> Hi, I'm using RDkit 2017.09 with Postgres 9.5. I loaded in ChEMBL23 using
> the instructions given at http://www.rdkit.org/docs/Cartridge.html and
> set up the indexes etc.
> However, when I run a substructure query I, EXPLAIN ANALYZE output looks
> like
> chembl_23=> explain analyze select count(*) from rdk.mols where m@
>                                                             QUERY PLAN
> ------------------------------------------------------------
> ----------------------------------------------------------------------
>  Aggregate  (cost=6564.86..6564.87 rows=1 width=0) (actual
> time=10546.899..10546.899 rows=1 loops=1)
>    ->  Bitmap Heap Scan on mols  (cost=369.80..6560.54 rows=1727 width=0)
> (actual time=465.881..10539.663 rows=8170 loops=1)
>          Recheck Cond: (m @> 'C1CCC2C(C1)CCC1C3CCCC3CCC21'::mol)
>          Rows Removed by Index Recheck: 16131
>          Heap Blocks: exact=9458
>          ->  Bitmap Index Scan on molidx  (cost=0.00..369.37 rows=1727
> width=0) (actual time=460.029..460.029 rows=24301 loops=1)
>                Index Cond: (m @> 'C1CCC2C(C1)CCC1C3CCCC3CCC21'::mol)
>  Planning time: 1.258 ms
>  Execution time: 10548.293 ms
> While it's using the GiST index, I note the big difference in the expected
> (1727) and actual (24301) row counts for the Bitmap Index Scan node.
> This seems to suggest that the index statistics are not accurate.
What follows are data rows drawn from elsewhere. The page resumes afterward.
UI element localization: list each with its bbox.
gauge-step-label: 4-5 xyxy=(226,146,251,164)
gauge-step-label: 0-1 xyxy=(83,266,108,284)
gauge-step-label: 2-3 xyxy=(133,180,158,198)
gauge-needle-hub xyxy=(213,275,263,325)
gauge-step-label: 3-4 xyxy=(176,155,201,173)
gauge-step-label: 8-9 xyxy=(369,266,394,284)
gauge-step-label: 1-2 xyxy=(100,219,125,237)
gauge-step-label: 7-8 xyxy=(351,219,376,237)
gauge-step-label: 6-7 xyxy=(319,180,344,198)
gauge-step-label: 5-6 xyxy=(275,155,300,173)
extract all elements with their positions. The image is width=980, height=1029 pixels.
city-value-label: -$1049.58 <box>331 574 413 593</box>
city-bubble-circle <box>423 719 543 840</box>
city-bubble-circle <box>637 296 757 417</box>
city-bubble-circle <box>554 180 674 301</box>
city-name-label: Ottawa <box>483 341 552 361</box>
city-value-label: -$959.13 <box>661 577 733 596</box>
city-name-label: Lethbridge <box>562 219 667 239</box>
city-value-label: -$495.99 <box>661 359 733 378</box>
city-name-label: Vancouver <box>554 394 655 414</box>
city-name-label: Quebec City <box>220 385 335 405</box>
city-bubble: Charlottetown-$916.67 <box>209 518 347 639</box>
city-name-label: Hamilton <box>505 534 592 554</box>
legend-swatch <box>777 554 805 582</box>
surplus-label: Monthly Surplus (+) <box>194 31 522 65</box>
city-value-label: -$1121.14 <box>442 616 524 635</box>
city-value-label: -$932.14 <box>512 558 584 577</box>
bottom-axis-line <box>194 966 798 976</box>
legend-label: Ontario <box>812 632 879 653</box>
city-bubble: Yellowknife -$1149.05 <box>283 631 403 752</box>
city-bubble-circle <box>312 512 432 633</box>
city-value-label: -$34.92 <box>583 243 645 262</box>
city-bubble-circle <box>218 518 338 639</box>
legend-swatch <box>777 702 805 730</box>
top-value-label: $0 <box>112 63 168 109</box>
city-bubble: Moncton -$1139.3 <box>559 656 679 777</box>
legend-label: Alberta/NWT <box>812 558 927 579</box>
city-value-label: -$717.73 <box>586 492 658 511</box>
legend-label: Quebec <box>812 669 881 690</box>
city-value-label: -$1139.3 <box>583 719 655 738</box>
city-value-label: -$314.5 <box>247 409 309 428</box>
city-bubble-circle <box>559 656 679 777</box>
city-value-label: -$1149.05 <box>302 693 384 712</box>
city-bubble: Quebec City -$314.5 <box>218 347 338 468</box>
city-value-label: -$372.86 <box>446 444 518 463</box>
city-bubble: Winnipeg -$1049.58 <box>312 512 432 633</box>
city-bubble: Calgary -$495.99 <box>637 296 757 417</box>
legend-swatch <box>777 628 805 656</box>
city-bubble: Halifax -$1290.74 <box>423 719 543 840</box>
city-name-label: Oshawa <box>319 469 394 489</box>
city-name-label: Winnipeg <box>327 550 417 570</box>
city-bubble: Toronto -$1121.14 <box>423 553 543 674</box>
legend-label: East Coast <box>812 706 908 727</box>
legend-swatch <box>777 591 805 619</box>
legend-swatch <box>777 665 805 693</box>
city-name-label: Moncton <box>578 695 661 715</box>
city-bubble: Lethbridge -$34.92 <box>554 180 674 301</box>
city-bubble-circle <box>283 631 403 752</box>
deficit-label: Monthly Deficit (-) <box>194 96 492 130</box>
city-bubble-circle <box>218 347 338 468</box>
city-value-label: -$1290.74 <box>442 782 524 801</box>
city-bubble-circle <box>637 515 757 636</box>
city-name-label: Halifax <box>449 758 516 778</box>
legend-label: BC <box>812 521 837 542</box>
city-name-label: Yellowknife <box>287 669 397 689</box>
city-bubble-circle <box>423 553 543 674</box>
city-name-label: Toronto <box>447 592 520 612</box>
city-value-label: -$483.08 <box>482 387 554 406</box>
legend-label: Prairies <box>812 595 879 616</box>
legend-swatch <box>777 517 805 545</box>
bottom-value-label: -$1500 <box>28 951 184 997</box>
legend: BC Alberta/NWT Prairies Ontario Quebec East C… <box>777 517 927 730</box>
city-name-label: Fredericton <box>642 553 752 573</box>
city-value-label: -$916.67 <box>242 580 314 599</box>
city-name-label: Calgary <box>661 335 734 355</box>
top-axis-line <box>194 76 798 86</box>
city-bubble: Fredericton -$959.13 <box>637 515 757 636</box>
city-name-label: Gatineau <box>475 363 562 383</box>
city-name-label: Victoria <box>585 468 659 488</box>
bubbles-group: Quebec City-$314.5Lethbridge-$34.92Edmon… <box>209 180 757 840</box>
Has
> anybody noticed this? Would fiddling with planner settings (such
> as default_statistics_target) be useful for this?

Almost certainly

> Interestingly, what ever query SMILES I put in, the expected row count for
> the Bitmap Index Scan is always 1727. Is this by design?

"by design" makes it sound better thought out than it is... this is what
the code does. :-S

The cartridge is not well integrated with the query planner. I would assume
that this is a solvable problem, but it's not something I've ever managed
to set aside a big enough chunk of time to really dig into.

> (The other aspect I noted is that in the subsequent Bitmap Heap Scan, a
> large number of rows are discarded. Since the heap pages pointed to by the
> Bitmap Index Scan node have to be scanned completely, is it feasible for
> structurally similar compounds to be colocated in a heap page? Or is this
> beyond the scope of the GiST index?)

I believe that this is beyond what you can do with GiST, but I'm not an
expert here